The coordination of leak-test efforts is critical to the entire valve program. Identifying and testing whole systems — which would include the boiler vents and drains, boiler feed system, auxiliary steam system, and more — is recommended. Other valves can be tested by a thorough, organized approach to the various piping systems in a plant before planned outages. Possible annual saving at a comparable power plant is $250,000 to $350,000.
Steam-Trap Maintenance. Steam traps are not a high priority at many plants, typically because unit reliability is more important than plant efficiency. Steam traps are essentially valves that open and dose automatically. Many problems were experienced with high-energy steam traps because inverted steam traps lost their prime. The prime is a water seal in the trap that keeps steam from leaking straight through. The industry has been aware of this problem for some time and suppliers are reacting. You may have to replace existing steam traps with ones better suited to specific operating conditions. The valve leak detector mentioned above can be useful in identifying leaking traps or traps that are not performing as designed. For a comparably sized power plant, annual saving of $80,000 to $120,000 are possible by addressing steam-trap problems.
Predicting Valve Operation. Improving plant operability and reliability requires that personnel be able to predict whether valves will operate properly as needed and whether the valve will seal tightly against the expected pressure differential when closed.
Motor-operated-valve (MOV) diagnostic equipment and services have been used for some time in the nuclear industry. A diagnostic service provides information on the valve/operator/motor set condition, and setup and assists in corrections, if necessary. When the valve and operator are in good condition and set up correctly, diagnostic systems then provide the information needed to predict reliable operation and tight shutoff.
Note that the price of the diagnostic equipment and the amount of training required to reliably test MOVs and stay proficient in equipment use are high. If only a few valves on each unit are to be tested, contracting out this service is probably more cost-effective. Other noncritical MOVs should be stroked regularly so that the operations personnel are comfortable with relying on the valve to operate when needed.

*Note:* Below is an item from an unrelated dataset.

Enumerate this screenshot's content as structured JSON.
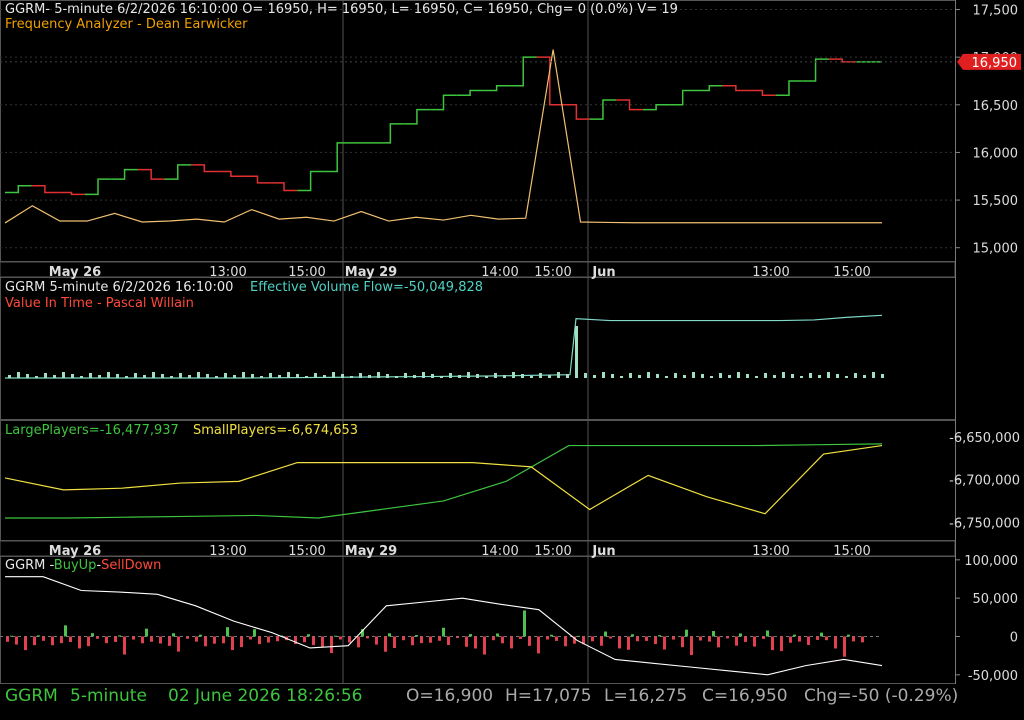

Standardize Valves. At many plants, numerous types of valves are installed in similar service. Maintenance personnel are often unfamiliar with procedures that apply to each type. Parts and packing inventories increase and become more complicated. Personnel obtaining valves from stock become unfamiliar with the applicable temperatures/pressures of the different valves. Standardizing valves to be used in like services reduces inventory requirements, increases familiarity with valve maintenance, and streamlines maintenance efforts. Recent (2009) changes in ASME B16.34 code have resulted in corresponding changes in the applicable pressure/temperature combinations of many valves. Some codes no longer apply. Some common valves can no longer be purchased and installed unless they are upgraded to meet the new code.
— Dr. Robert Peltier, PE, editor-in-chief.